Is moving really the worst?

- Jonathan Goldstein

Friday. 6 a.m. I have the day off for moving, and it feels like a holiday: the sense of expectatio­n, wrapping things. It’s a little like Christmas.

“Why did you use $10 worth of bubble wrap to wrap a 10-year-old toilet plunger?” Emily asks.

“Plungy and I have had some good times,” I say.

6:40 a.m. The very large Russian movers are here. The smallest one, who is still twice my size, introduces himself as Otto. Judging by the clipboard he is carrying, he appears to be the foreman. He shakes my hand with a grip like a vintage double spring groundhog trap.

7:10 a.m. Although the movers are complete strangers, I feel compelled to ingratiate myself. After a half hour, it’s like we’re in it together – long lost brothers. I’m sure this instinct serves some Darwinian purpose. If we were in the wild, I would be the bespectacl­ed sloth eating parasites from the largest one’s underside.

I offer a mover with an especially hang dog expression a glass of water. He sloshes it back, the cigarette in the corner of his mouth still dangling from his lower lip. I smile. Then laugh. It feels like a trick learned from his days in the Russian circus where he performed in a bear costume alongside real bears. He hands me back the bowl, returns to working and all the while, his expression never changes.

8 a.m. “This was under the couch,” says Otto.
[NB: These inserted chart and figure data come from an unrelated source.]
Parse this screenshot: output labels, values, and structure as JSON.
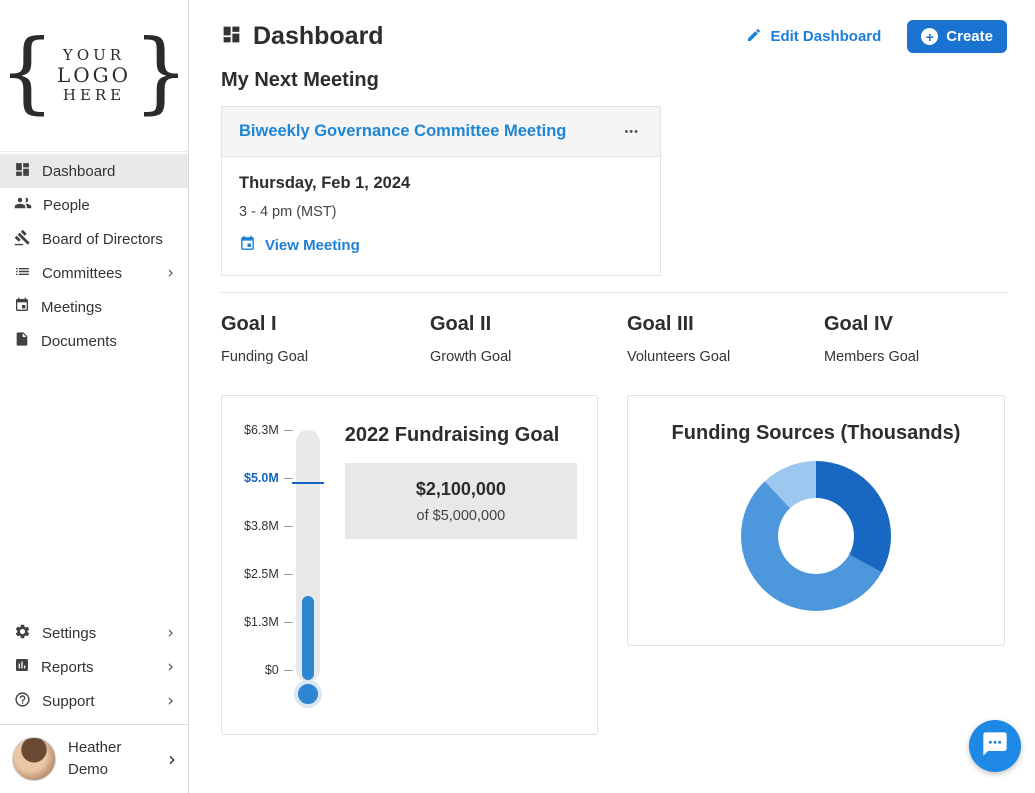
{
  "sidebar": {
    "logo": {
      "brace_left": "{",
      "line1": "YOUR",
      "line2": "LOGO",
      "line3": "HERE",
      "brace_right": "}"
    },
    "items": [
      {
        "label": "Dashboard"
      },
      {
        "label": "People"
      },
      {
        "label": "Board of Directors"
      },
      {
        "label": "Committees"
      },
      {
        "label": "Meetings"
      },
      {
        "label": "Documents"
      }
    ],
    "footer_items": [
      {
        "label": "Settings"
      },
      {
        "label": "Reports"
      },
      {
        "label": "Support"
      }
    ],
    "user": {
      "name_line1": "Heather",
      "name_line2": "Demo"
    }
  },
  "icons": {
    "chevron": "›",
    "menu_dots": "•••",
    "plus": "+"
  },
  "header": {
    "title": "Dashboard",
    "edit_label": "Edit Dashboard",
    "create_label": "Create"
  },
  "meeting": {
    "section_title": "My Next Meeting",
    "title": "Biweekly Governance Committee Meeting",
    "date": "Thursday, Feb 1, 2024",
    "time": "3 - 4 pm (MST)",
    "view_label": "View Meeting"
  },
  "goals": [
    {
      "title": "Goal I",
      "subtitle": "Funding Goal"
    },
    {
      "title": "Goal II",
      "subtitle": "Growth Goal"
    },
    {
      "title": "Goal III",
      "subtitle": "Volunteers Goal"
    },
    {
      "title": "Goal IV",
      "subtitle": "Members Goal"
    }
  ],
  "fundraising": {
    "title": "2022 Fundraising Goal",
    "amount": "$2,100,000",
    "of_total": "of $5,000,000",
    "ticks": [
      "$6.3M",
      "$5.0M",
      "$3.8M",
      "$2.5M",
      "$1.3M",
      "$0"
    ],
    "fill_percent": 33.3,
    "goal_line_percent": 79.4
  },
  "funding_sources": {
    "title": "Funding Sources (Thousands)",
    "segments": [
      {
        "name": "dark-blue",
        "value": 33,
        "color": "#1867c0"
      },
      {
        "name": "mid-blue",
        "value": 55,
        "color": "#4d97dd"
      },
      {
        "name": "light-blue",
        "value": 12,
        "color": "#9cc7ef"
      }
    ]
  },
  "colors": {
    "accent": "#1e7fd6",
    "goal_line": "#1565c0",
    "thermo_fill": "#2e86d3"
  },
  "chart_data": [
    {
      "type": "gauge",
      "title": "2022 Fundraising Goal",
      "current": 2100000,
      "goal": 5000000,
      "axis_max": 6300000,
      "tick_labels": [
        "$6.3M",
        "$5.0M",
        "$3.8M",
        "$2.5M",
        "$1.3M",
        "$0"
      ],
      "orientation": "vertical-thermometer"
    },
    {
      "type": "pie",
      "title": "Funding Sources (Thousands)",
      "values_percent": [
        33,
        55,
        12
      ],
      "colors": [
        "#1867c0",
        "#4d97dd",
        "#9cc7ef"
      ],
      "legend": "none",
      "donut": true
    }
  ]
}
He hands me a crossword puzzle torn from the newspaper. By the looks of the date, I started it over two years ago. I’d only gotten about three words in. Another project unfinished. I thank him for it and place it in my back pocket. 8:05 a.m. Otto barks orders at the others who sluggishly obey. They tote boxes, couches and plungers with the same look of stoic indifferen­ce.

Otto says something unintellig­ible to a man who has what appears to be rake marks across the top of his bald head. They begin to argue. “Everything ok?” I ask. “He thinks you move toilet,” says Otto. I laugh, thinking this is some kind of joke. But in in the hallway I ask Emily to Google “the toilet stays in the apartment” in Russian. She tells me to go downstairs and watch our stuff on the curb. 8:35 a.m. There’s nothing to make a man feel more useless than seeing his belongings on a curbside. When the movers come down, I skitter to the side. Skittering comes natural to me. 8: 55 a. m. Bored on the stoop, I pull out the crossword puzzle and get to work. A five-letter word for insignific­ant. Nothing comes to mind. 9:00 a.m. Emily calls me back upstairs. It’s time to say goodbye to the apartment. It feels silly, but I say it anyway. We leave the keys on the window sill and close the door. We leave it unlocked, just in case.